Eventually I found a few helpful resources. One was the Southern Caregiver's Resource Center in San Diego. I arranged a meeting and told the social worker my story. We talked about what she called Caregiver's Burnout. She made me feel okay about what all I'd done so far by saying "Some caregiver's in your position would have given up a while ago, and some could go longer. It all depends on what you can handle and only you will know your limits". She helped me get onto a temporary program called Caregiver's Respite Time and the State of California paid for Paul to go into a very nice and nearby Alzheimer's care facility for 12 days. It was a lovely place, they sewed his name into every shirt and pair of trousers he came in with. And it was heaven for me, and Alexander to be free to drive out of town, or just hang out somewhere besides home for hours at a time.

Avoiding Caregivers Burnout:
1. Make time for yourself (steal it wherever, whenever you can)
2. Honor your feelings and make time for them
3. Know when you are reaching your caregiving limits
4. HALT: don't let yourself get too- hungry, angry, lonely, tired
When It's Time To Ask For Help

By 2009 I could no longer take care of Paul. Our son Alexander and I could rarely get away and Paul was not easy to take out of the home. It was dangerous leaving him alone, for fear he might start a fire.

He did indeed start an oven fire when we were away for a day even with our neighbor looking in on him every hour, Paul put a pan in the oven with oil in it, the apartment alarms went off and when we got home our neighbor was spooning oil out of the bottom of the oven.

I rallied a little money from Paul's family and used some savings and hired a full time "baby" sitter to stay with Paul while I was at work. It was expensive. I didn't have enough, nor make enough money to keep this up and I couldn't handle this for long...

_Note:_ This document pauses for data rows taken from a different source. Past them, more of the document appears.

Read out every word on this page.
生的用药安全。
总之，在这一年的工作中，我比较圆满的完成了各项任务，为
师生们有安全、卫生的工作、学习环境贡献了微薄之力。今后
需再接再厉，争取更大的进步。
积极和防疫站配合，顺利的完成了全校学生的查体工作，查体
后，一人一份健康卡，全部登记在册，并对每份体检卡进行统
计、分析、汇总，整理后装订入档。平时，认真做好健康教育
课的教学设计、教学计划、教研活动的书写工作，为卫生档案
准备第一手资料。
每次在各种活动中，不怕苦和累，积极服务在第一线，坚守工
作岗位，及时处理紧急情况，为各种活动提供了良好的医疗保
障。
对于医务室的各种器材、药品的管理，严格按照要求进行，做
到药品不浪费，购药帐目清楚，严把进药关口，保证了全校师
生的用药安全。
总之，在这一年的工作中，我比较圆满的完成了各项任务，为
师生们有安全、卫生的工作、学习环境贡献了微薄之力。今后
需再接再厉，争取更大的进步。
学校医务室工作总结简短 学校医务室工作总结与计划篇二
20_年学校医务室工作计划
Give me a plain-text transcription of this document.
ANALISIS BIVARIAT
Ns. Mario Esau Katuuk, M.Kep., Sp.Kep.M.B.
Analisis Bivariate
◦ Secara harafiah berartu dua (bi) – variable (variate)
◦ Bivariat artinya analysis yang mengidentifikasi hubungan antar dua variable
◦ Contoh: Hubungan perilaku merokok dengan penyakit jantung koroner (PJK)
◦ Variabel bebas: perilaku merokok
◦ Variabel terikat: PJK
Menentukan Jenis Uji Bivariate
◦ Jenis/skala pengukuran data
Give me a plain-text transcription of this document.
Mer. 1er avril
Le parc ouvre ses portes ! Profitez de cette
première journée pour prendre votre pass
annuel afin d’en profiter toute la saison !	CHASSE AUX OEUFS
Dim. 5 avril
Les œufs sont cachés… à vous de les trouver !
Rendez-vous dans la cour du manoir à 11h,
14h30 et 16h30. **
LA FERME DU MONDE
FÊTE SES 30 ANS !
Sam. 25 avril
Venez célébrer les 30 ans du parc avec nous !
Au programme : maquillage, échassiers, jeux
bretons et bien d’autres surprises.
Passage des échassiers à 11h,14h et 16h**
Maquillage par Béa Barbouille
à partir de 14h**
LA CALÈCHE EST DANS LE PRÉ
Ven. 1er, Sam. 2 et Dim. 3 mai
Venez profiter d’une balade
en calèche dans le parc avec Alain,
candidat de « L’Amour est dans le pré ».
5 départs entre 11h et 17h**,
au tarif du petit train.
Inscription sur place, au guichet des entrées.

San Elijo Lagoon w Paul and Alexander 2007

*      *      *

And a memorial thank you to this kind hearted friend from our church who watched Paul and Alexander on numerous occasions, just to give me a little sanity break. Bless you dear friend, Heidi Salomone.

1 comment:

  1. At least there is symmetry when a child takes over as the primary caregiver for an aging parent. A spouse is supposed to be a support, not a burden. It's important to take time to relax. Someone gives me a back rub, and suddenly I am aware of all kinds of soreness that was hidden from my consciousness. Back and neck muscle tension are a sign of packing around emotional and physical burdens for me.